Artículo de Opinión

Las bombas dan trabajo

«Al mismo tiempo, somos una ruina económica y un desastre moral. Y, ahora, que alguien arroje la primera piedra»

POR JUAN ALONSO SÁNCHEZColaborador de Ideal

Me cruzo con otra genial viñeta para prensa de 'El Roto'. Sobre el hongo blanco de una gran explosión nuclear se lee «¡las bombas dan trabajo!». Estaban los gaditanos de Navantia –y Andalucía entera por extensión, y hasta el país en pleno– preocupados por lo de la cancelación de la venta de bombas a Arabia Saudí; que más cornadas da el paro.

El Gobierno finalmente ha dado marcha atrás con el refrendo unánime y silencioso del Parlamento, de las presidentas autonómicas, de los comités de empresa y hasta del Kichi de Cádiz. Si son de pata negra, asegura Borrell con una voz de caverna inédita, las bombas llevan a las corbetas, y las corbetas al empleo y las cotizaciones sociales, y así hasta las pensiones de nuestro Estado del Bienestar. Así sea.

Según cuenta el diario 'El País', los españoles somos la séptima potencia del mundo en fabricación de ingenios de guerra, propietarios de una industria que el año pasado llenó la despensa de más de 50 mil empleados, con sus respectivas familias. Leo también una curiosa ironía: la ganancia del 78% del pastel armamentista se reparte entre empresas del País Vasco y Cataluña; la cartografía armamentista de España coincide con el mapa de nuestra burguesía más nacionalista y cismática. ¿Pero no era Felipe VI el que le vendía bombas al jeque?

En cualquier caso, no parece muy coherente alimentar bombardeos en los países del subdesarrollo, y luego echarse las manos a la cabeza cuando las barcas negreras y sarracenas piden puerto humanitario en nuestros litorales. Si siembras vientos, muy probablemente recogerás tempestades; y si contribuyes activamente a la guerra de otros, tendrás que asumir el coste del miedo y sus desbandadas. El cinismo me puede.

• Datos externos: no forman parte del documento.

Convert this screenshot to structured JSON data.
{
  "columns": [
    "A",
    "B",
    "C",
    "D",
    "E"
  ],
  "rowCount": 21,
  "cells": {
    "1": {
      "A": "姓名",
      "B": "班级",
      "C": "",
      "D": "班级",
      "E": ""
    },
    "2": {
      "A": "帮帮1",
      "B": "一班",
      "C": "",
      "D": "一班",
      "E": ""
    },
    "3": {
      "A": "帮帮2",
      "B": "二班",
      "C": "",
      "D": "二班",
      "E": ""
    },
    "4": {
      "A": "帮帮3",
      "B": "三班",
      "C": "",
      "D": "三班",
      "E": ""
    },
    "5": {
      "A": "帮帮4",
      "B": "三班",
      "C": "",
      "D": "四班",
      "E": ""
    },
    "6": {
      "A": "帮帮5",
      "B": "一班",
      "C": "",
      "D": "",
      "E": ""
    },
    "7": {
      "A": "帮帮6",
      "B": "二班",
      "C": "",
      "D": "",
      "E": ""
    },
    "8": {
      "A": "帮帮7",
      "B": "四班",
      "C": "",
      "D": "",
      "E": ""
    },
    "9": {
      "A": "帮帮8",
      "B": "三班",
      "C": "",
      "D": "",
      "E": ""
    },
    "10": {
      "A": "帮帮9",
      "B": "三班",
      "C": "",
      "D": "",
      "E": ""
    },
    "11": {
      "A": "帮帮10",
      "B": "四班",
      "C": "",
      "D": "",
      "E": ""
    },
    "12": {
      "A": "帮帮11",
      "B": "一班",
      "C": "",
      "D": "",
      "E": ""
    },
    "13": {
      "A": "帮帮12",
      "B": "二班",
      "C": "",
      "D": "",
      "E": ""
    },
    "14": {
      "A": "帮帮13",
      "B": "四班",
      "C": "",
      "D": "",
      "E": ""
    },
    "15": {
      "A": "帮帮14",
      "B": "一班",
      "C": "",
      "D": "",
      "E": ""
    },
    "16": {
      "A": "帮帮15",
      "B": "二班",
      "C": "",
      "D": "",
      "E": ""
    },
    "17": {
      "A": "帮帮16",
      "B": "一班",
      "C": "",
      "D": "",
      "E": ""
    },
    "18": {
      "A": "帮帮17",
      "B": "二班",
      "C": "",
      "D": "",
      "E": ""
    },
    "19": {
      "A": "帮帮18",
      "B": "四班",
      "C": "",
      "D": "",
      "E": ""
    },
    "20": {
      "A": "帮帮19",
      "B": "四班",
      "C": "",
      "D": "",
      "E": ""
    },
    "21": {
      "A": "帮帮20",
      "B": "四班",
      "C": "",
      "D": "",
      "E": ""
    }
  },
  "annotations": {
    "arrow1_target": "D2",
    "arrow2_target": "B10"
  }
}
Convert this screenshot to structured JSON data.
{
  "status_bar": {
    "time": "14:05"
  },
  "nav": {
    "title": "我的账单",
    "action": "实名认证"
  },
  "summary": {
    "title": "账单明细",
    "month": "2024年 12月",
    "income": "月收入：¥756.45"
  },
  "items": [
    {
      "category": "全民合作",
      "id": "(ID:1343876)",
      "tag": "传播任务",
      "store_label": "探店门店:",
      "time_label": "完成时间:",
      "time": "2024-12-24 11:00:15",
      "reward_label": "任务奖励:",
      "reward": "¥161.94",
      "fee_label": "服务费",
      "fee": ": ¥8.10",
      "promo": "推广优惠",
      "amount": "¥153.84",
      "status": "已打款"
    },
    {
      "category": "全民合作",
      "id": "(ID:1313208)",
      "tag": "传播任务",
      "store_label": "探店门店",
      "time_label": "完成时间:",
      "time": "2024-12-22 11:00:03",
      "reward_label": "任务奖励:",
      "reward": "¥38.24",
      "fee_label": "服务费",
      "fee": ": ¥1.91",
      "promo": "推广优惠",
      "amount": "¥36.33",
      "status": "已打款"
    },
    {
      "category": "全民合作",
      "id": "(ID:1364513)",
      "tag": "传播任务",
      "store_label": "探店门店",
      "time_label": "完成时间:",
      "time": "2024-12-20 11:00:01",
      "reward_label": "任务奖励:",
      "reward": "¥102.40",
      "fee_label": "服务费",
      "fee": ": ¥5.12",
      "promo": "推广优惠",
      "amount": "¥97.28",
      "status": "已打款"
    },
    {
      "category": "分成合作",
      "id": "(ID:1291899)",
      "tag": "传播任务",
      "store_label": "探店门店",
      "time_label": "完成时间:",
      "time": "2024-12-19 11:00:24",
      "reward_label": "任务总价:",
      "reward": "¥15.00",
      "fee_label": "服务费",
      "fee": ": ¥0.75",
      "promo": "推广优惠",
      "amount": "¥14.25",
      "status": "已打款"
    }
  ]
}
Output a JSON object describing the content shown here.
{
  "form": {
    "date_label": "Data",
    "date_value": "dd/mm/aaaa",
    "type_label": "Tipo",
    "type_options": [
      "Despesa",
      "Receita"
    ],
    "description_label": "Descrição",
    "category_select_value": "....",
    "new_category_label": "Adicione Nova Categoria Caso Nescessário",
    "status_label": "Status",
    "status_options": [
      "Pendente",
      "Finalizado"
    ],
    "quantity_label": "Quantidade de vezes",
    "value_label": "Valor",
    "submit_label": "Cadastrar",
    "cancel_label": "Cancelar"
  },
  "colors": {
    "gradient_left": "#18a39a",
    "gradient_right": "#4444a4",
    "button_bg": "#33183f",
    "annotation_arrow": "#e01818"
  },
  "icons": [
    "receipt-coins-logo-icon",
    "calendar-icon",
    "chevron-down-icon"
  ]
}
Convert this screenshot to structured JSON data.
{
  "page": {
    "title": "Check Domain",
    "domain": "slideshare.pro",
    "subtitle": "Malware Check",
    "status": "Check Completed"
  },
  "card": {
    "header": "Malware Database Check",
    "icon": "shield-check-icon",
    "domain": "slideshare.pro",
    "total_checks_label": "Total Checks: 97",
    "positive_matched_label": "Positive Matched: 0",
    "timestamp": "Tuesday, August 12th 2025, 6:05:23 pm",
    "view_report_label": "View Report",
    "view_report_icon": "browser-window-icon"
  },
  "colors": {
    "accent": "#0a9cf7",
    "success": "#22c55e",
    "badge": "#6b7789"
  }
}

Hablar de apaciguamiento y ser un país gerifalte en la industria de las guerras ajenas parece menos desquiciante que soplar y sorber al mismo tiempo: 'Yes, we can!'. En nombre del empleo, desde las izquierdas pacifistas y solidarias se puede, desde las derechas cristianas y caritativas se puede; por lo visto, la doble moral y las razones de Estado pueden con todo.

Los españoles y las españolas –que para lo feo también hay que aplicar las reglas del lenguaje de género– tendremos que asumir que no somos un pueblo mejor que nadie, si no tan desalmado como el que más, llegado el momento. Nuestro sistema productivo no parece soportar más parados dentro, pero nuestro sistema moral sí parece tolerar más muertos fuera. Al mismo tiempo, somos una ruina económica y un desastre moral. Y, ahora, que alguien arroje la primera piedra.